Ромка выбежал из избы, встал рядом с матерью. Он уже был выше её — тонкий, длинный, с отцовскими бровями вразлёт и материнскими серыми глазами. Он смотрел на подводу, на человека с костылём, и лицо его не выражало ничего — только любопытство, как у человека, который видит чужого.
— Папка? — спросил он тихо.
— Папка, — ответила Наталья так же тихо.
— Он… без ноги?
— Без ноги.
Ромка молчал долго, потом повернулся и ушёл в избу, не сказав больше ни слова. Наталья осталась у калитки, провожая подводу глазами. Подвода повернула к Тонькиному дому.

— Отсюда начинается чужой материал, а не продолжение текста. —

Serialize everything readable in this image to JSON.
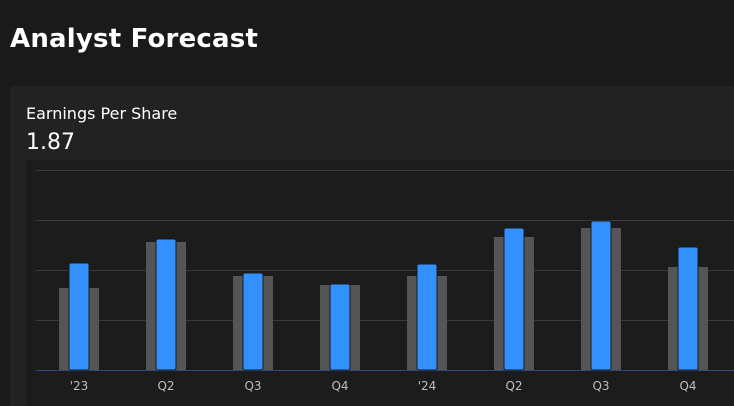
{
  "header": {
    "title": "Analyst Forecast"
  },
  "metric": {
    "label": "Earnings Per Share",
    "value": "1.87"
  },
  "colors": {
    "background": "#1a1a1a",
    "card": "#222222",
    "estimate_bar": "#555555",
    "actual_bar": "#3391ff",
    "gridline": "#3a3a3a",
    "baseline": "#2a4a80"
  },
  "chart_data": {
    "type": "bar",
    "categories": [
      "'23",
      "Q2",
      "Q3",
      "Q4",
      "'24",
      "Q2",
      "Q3",
      "Q4"
    ],
    "series": [
      {
        "values": [
          0.82,
          1.28,
          0.94,
          0.85,
          0.94,
          1.33,
          1.42,
          1.03
        ]
      },
      {
        "values": [
          1.07,
          1.31,
          0.97,
          0.86,
          1.06,
          1.42,
          1.49,
          1.23
        ]
      }
    ],
    "ylim": [
      0,
      2
    ],
    "grid": true,
    "legend": "none"
  }
}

И остановилась у её калитки.
Тонька выбежала — в новом платье, в фартуке, с растрёпанными волосами. Увидела Антипа, вскрикнула, замерла. Потом бросилась к нему, обняла, запричитала:
— Антип! Родненький! Живой! Вернулся!
А я думала — убили! А ты живой!
Антип не обнял её в ответ. Он стоял на одной ноге, опираясь на костыль, и смотрел куда-то мимо, поверх её головы, поверх крыш, поверх деревьев — туда, где темнело небо и зажигались первые звёзды. Он был здесь — и не здесь. Тело вернулось, а душа осталась на войне, где-то между бомбёжками и окопами, между смертями и похоронками.
— Живой, — сказал он глухо.
— Не дождалась, поди?
— Ждала! — закричала Тонька, утирая слёзы, которых не было. — Каждый день ждала! Каждую ночь! Пашку этого я прогнала, как ты ушёл на фронт — никого у меня больше не было, никого! Только ты! Только тебя одного!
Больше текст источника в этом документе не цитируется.